Arrieta spent time on the Triple-A level during the 2009, 2010, 2012 and 2013 seasons, needing a change of scenery for whatever reason – the difficulty of pitching in the American League East, some friction between Dan Duquette’s front office and Buck Showalter’s dugout, an awkward clubhouse fit.
That flip deal in the middle of the 2013 season – essentially cashing in 15 Scott Feldman starts and reserve catcher Steve Clevenger for Arrieta and hard-throwing reliever Pedro Strop – will go down as a franchise-altering trade for Epstein’s front office.
“Once I was able to not worry about the moves happening above me,” Arrieta said, “or when I was going to get another opportunity, I understood that the most important thing for me to put emphasis on was just continuing to try and get better.”
The Cubs encouraged Arrieta to throw with his natural crossfire motion, gave him an opportunity to hit the reset button and watched him develop a fanatical workout routine.

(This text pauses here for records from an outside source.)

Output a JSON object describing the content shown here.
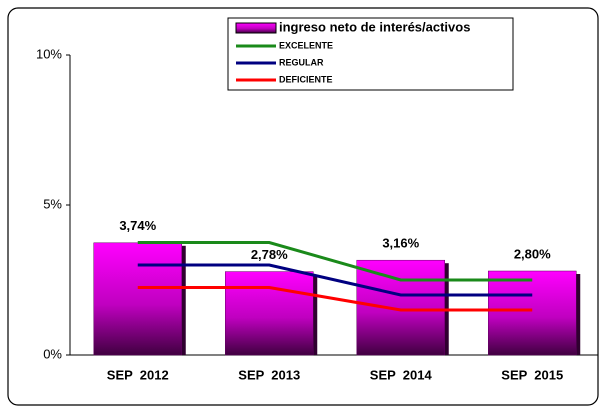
{
  "chart_data": {
    "type": "bar",
    "categories": [
      "SEP  2012",
      "SEP  2013",
      "SEP  2014",
      "SEP  2015"
    ],
    "series": [
      {
        "name": "ingreso neto de interés/activos",
        "type": "bar",
        "color": "#ff00ff",
        "values": [
          3.74,
          2.78,
          3.16,
          2.8
        ],
        "value_labels": [
          "3,74%",
          "2,78%",
          "3,16%",
          "2,80%"
        ]
      },
      {
        "name": "EXCELENTE",
        "type": "line",
        "color": "#1a8a1a",
        "values": [
          3.75,
          3.75,
          2.5,
          2.5
        ]
      },
      {
        "name": "REGULAR",
        "type": "line",
        "color": "#000080",
        "values": [
          3,
          3,
          2,
          2
        ]
      },
      {
        "name": "DEFICIENTE",
        "type": "line",
        "color": "#ff0000",
        "values": [
          2.25,
          2.25,
          1.5,
          1.5
        ]
      }
    ],
    "ylim": [
      0,
      10
    ],
    "yticks": [
      {
        "value": 0,
        "label": "0%"
      },
      {
        "value": 5,
        "label": "5%"
      },
      {
        "value": 10,
        "label": "10%"
      }
    ],
    "grid": false
  }
}
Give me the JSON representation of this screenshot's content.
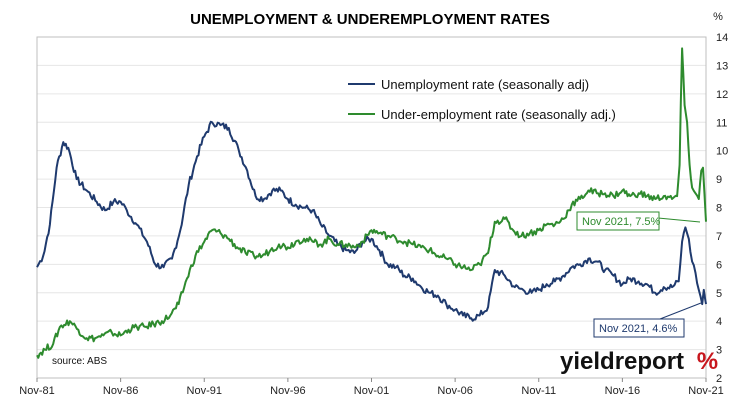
{
  "chart_data": {
    "type": "line",
    "title": "UNEMPLOYMENT & UNDEREMPLOYMENT RATES",
    "ylabel": "%",
    "y_axis_side": "right",
    "ylim": [
      2,
      14
    ],
    "yticks": [
      2,
      3,
      4,
      5,
      6,
      7,
      8,
      9,
      10,
      11,
      12,
      13,
      14
    ],
    "xlim": [
      1981.83,
      2021.83
    ],
    "x_tick_labels": [
      "Nov-81",
      "Nov-86",
      "Nov-91",
      "Nov-96",
      "Nov-01",
      "Nov-06",
      "Nov-11",
      "Nov-16",
      "Nov-21"
    ],
    "x_tick_values": [
      1981.83,
      1986.83,
      1991.83,
      1996.83,
      2001.83,
      2006.83,
      2011.83,
      2016.83,
      2021.83
    ],
    "grid": "horizontal",
    "legend_position": "top-center",
    "series": [
      {
        "name": "Unemployment rate (seasonally adj)",
        "color": "#1f3a6e",
        "x": [
          1981.83,
          1982.2,
          1982.6,
          1983.0,
          1983.4,
          1983.7,
          1984.2,
          1984.8,
          1985.4,
          1985.9,
          1986.4,
          1986.83,
          1987.2,
          1987.8,
          1988.4,
          1988.9,
          1989.4,
          1989.9,
          1990.4,
          1990.9,
          1991.4,
          1991.83,
          1992.3,
          1992.8,
          1993.3,
          1993.9,
          1994.4,
          1994.9,
          1995.4,
          1995.9,
          1996.4,
          1996.83,
          1997.3,
          1997.8,
          1998.3,
          1998.8,
          1999.3,
          1999.8,
          2000.3,
          2000.8,
          2001.3,
          2001.83,
          2002.3,
          2002.8,
          2003.3,
          2003.8,
          2004.3,
          2004.8,
          2005.3,
          2005.8,
          2006.3,
          2006.83,
          2007.3,
          2007.8,
          2008.3,
          2008.8,
          2009.2,
          2009.8,
          2010.4,
          2010.9,
          2011.4,
          2011.83,
          2012.3,
          2012.8,
          2013.3,
          2013.8,
          2014.3,
          2014.8,
          2015.3,
          2015.8,
          2016.3,
          2016.83,
          2017.3,
          2017.8,
          2018.3,
          2018.8,
          2019.3,
          2019.8,
          2020.2,
          2020.4,
          2020.6,
          2020.8,
          2021.0,
          2021.2,
          2021.4,
          2021.6,
          2021.7,
          2021.83
        ],
        "values": [
          5.9,
          6.3,
          7.4,
          9.4,
          10.3,
          10.1,
          9.0,
          8.6,
          8.2,
          7.9,
          8.2,
          8.2,
          7.9,
          7.4,
          6.8,
          6.0,
          5.9,
          6.2,
          7.2,
          8.8,
          9.8,
          10.5,
          11.0,
          10.9,
          10.8,
          10.0,
          9.3,
          8.4,
          8.3,
          8.6,
          8.6,
          8.3,
          8.1,
          8.0,
          7.9,
          7.4,
          7.0,
          6.7,
          6.5,
          6.4,
          6.8,
          6.9,
          6.5,
          6.0,
          5.9,
          5.6,
          5.5,
          5.2,
          5.0,
          4.9,
          4.6,
          4.4,
          4.2,
          4.1,
          4.2,
          4.5,
          5.8,
          5.6,
          5.2,
          5.1,
          5.0,
          5.1,
          5.3,
          5.4,
          5.6,
          5.9,
          6.0,
          6.2,
          6.1,
          5.8,
          5.6,
          5.3,
          5.5,
          5.4,
          5.3,
          5.0,
          5.2,
          5.2,
          5.4,
          6.8,
          7.3,
          6.9,
          6.1,
          5.7,
          5.1,
          4.6,
          5.1,
          4.6
        ]
      },
      {
        "name": "Under-employment rate (seasonally adj.)",
        "color": "#2e8b2e",
        "x": [
          1981.83,
          1982.3,
          1982.8,
          1983.2,
          1983.8,
          1984.3,
          1984.8,
          1985.3,
          1985.8,
          1986.3,
          1986.83,
          1987.3,
          1987.8,
          1988.3,
          1988.8,
          1989.3,
          1989.8,
          1990.3,
          1990.8,
          1991.3,
          1991.83,
          1992.3,
          1992.8,
          1993.3,
          1993.8,
          1994.3,
          1994.8,
          1995.3,
          1995.8,
          1996.3,
          1996.83,
          1997.3,
          1997.8,
          1998.3,
          1998.8,
          1999.3,
          1999.8,
          2000.3,
          2000.8,
          2001.3,
          2001.83,
          2002.3,
          2002.8,
          2003.3,
          2003.8,
          2004.3,
          2004.8,
          2005.3,
          2005.8,
          2006.3,
          2006.83,
          2007.3,
          2007.8,
          2008.3,
          2008.8,
          2009.2,
          2009.8,
          2010.3,
          2010.8,
          2011.3,
          2011.83,
          2012.3,
          2012.8,
          2013.3,
          2013.8,
          2014.3,
          2014.8,
          2015.3,
          2015.8,
          2016.3,
          2016.83,
          2017.3,
          2017.8,
          2018.3,
          2018.8,
          2019.3,
          2019.8,
          2020.1,
          2020.25,
          2020.4,
          2020.55,
          2020.7,
          2020.85,
          2021.0,
          2021.2,
          2021.4,
          2021.55,
          2021.65,
          2021.83
        ],
        "values": [
          2.8,
          3.0,
          3.2,
          3.8,
          4.0,
          3.7,
          3.4,
          3.4,
          3.5,
          3.6,
          3.5,
          3.7,
          3.8,
          3.8,
          3.9,
          4.0,
          4.2,
          4.6,
          5.5,
          6.3,
          6.8,
          7.2,
          7.1,
          6.9,
          6.6,
          6.4,
          6.3,
          6.3,
          6.5,
          6.7,
          6.6,
          6.8,
          6.9,
          6.8,
          6.7,
          6.9,
          6.7,
          6.7,
          6.6,
          6.8,
          7.2,
          7.1,
          7.0,
          6.9,
          6.8,
          6.7,
          6.6,
          6.5,
          6.3,
          6.2,
          6.0,
          5.9,
          5.8,
          6.0,
          6.4,
          7.5,
          7.6,
          7.2,
          7.0,
          7.1,
          7.2,
          7.4,
          7.4,
          7.6,
          8.1,
          8.3,
          8.6,
          8.5,
          8.5,
          8.4,
          8.6,
          8.4,
          8.5,
          8.4,
          8.3,
          8.4,
          8.3,
          8.4,
          9.5,
          13.6,
          11.6,
          11.0,
          9.5,
          8.7,
          8.5,
          8.3,
          9.3,
          9.4,
          7.5
        ]
      }
    ],
    "annotations": [
      {
        "text": "Nov 2021, 7.5%",
        "series": 1,
        "x": 2021.83,
        "y": 7.5
      },
      {
        "text": "Nov 2021, 4.6%",
        "series": 0,
        "x": 2021.83,
        "y": 4.6
      }
    ],
    "source_note": "source: ABS"
  },
  "brand": {
    "main": "yieldreport",
    "suffix": "%",
    "accent_color": "#c8161d"
  }
}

Arrieta clicked with pitching coach Chris Bosio, obsessed over his nutrition and absorbed all the scouting reports, allowing him to throw almost 250 innings this year, including the playoffs.
Arrieta is now only the fifth pitcher in franchise history to win this award, joining an elite list that includes Greg Maddux (1992), Rick Sutcliffe (1984), Bruce Sutter (1979) and Fergie Jenkins (1971).
Now that Arrieta has that kind of juice, you figure Greinke will have to listen if the 2015 NL Cy Young Award winner calls.